Febbre di Lassa, primo morto in Gran Bretagna

L'Ukhsa ha dichiarato: «Stiamo contattando le persone che hanno avuto contatti stretti con i casi prima della conferma della loro infezione, per fornire valutazioni, supporto e consigli appropriati. Il rischio per la popolazione rimane molto basso». Un portavoce del Bedfordshire Hospitals NHS Foundation Trust ha aggiunto: «Confermiamo la morte di un paziente presso il nostro centro che aveva contratto la febbre di Lassa. Inviamo le nostre più sentite condoglianze alla famiglia in questo momento difficile».

Febbre di Lassa, cos'è?

La Febbre di Lassa, secondo l'Istituto Superiore di Sanità, «fa parte del gruppo delle febbri emorragiche virali (Fev), patologie di origine virale a carattere sistemico, caratterizzate da esordio improvviso, acuto e spesso accompagnate da manifestazioni emorragiche. In generale, gli agenti responsabili delle Fev sono virus a Rna (arenavirus, bunyavirus, filovirus, flavivirus), la cui sopravvivenza è garantita da serbatoi naturali come animali o insetti. I virus sono confinati geograficamente nelle aree dove vivono le specie ospiti». L'origine della febbre di Lassa risale all'omonima città nigeriana, dove nel 1969 due infermiere missionarie morirono a causa di questa malattia, che fino a quel momento non era conosciuta. Particolarmente diffusa in Africa a causa del virus a Rna appartenente alla famiglia degli Arenaviridae, il cui serbatoio principale sono i roditori Mastomys.
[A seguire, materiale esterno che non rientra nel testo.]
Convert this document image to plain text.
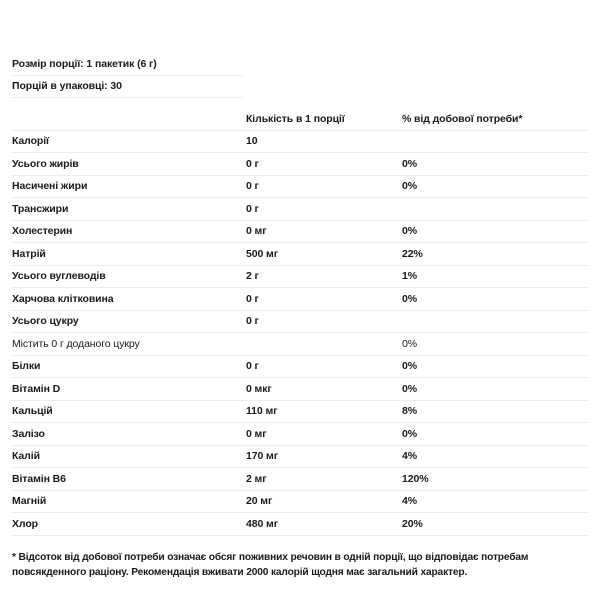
Розмір порції: 1 пакетик (6 г)
Порцій в упаковці: 30
	Кількість в 1 порції	% від добової потреби*
Калорії	10	
Усього жирів	0 г	0%
Насичені жири	0 г	0%
Трансжири	0 г	
Холестерин	0 мг	0%
Натрій	500 мг	22%
Усього вуглеводів	2 г	1%
Харчова клітковина	0 г	0%
Усього цукру	0 г	
Містить 0 г доданого цукру		0%
Білки	0 г	0%
Вітамін D	0 мкг	0%
Кальцій	110 мг	8%
Залізо	0 мг	0%
Калій	170 мг	4%
Вітамін B6	2 мг	120%
Магній	20 мг	4%
Хлор	480 мг	20%
* Відсоток від добової потреби означає обсяг поживних речовин в одній порції, що відповідає потребам повсякденного раціону. Рекомендація вживати 2000 калорій щодня має загальний характер.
sintomi della febbre di Lassa, spiega l'Istituto Superiore di Sanità, nell'80% dei casi è una lieve patologia (o addirittura asintomatica) e può presentarsi come malattia sistemica grave nel restante 20%. A differenza delle altre Fev, «l’esordio della febbre di Lassa è graduale e il periodo di incubazione può arrivare anche a 3 settimane (contro una media di 1-9 giorni per le altre). I sintomi iniziali sono piuttosto generici: febbre, cefalea, mialgie, faringodinia con essudato tonsillare, difficoltà ad alimentarsi (disfagia), tosse secca, dolore toracico (a volte forte dolore retrosternale), crampi addominali, nausea, vomito e diarrea». Il peggioramento delle condizioni cliniche si manifesta con edema del volto e del collo, insufficienza respiratoria, versamento pleurico e pericardico, proteinuria, encefalopatia, sanguinamento delle mucose. Ipotensione e shock si possono verificare indipendentemente dal sanguinamento. Durante la convalescenza si può manifestare ipoacusia. Il tasso di letalità complessivo è inferiore al 1%, mentre sale al 15-20% nei casi non trattati.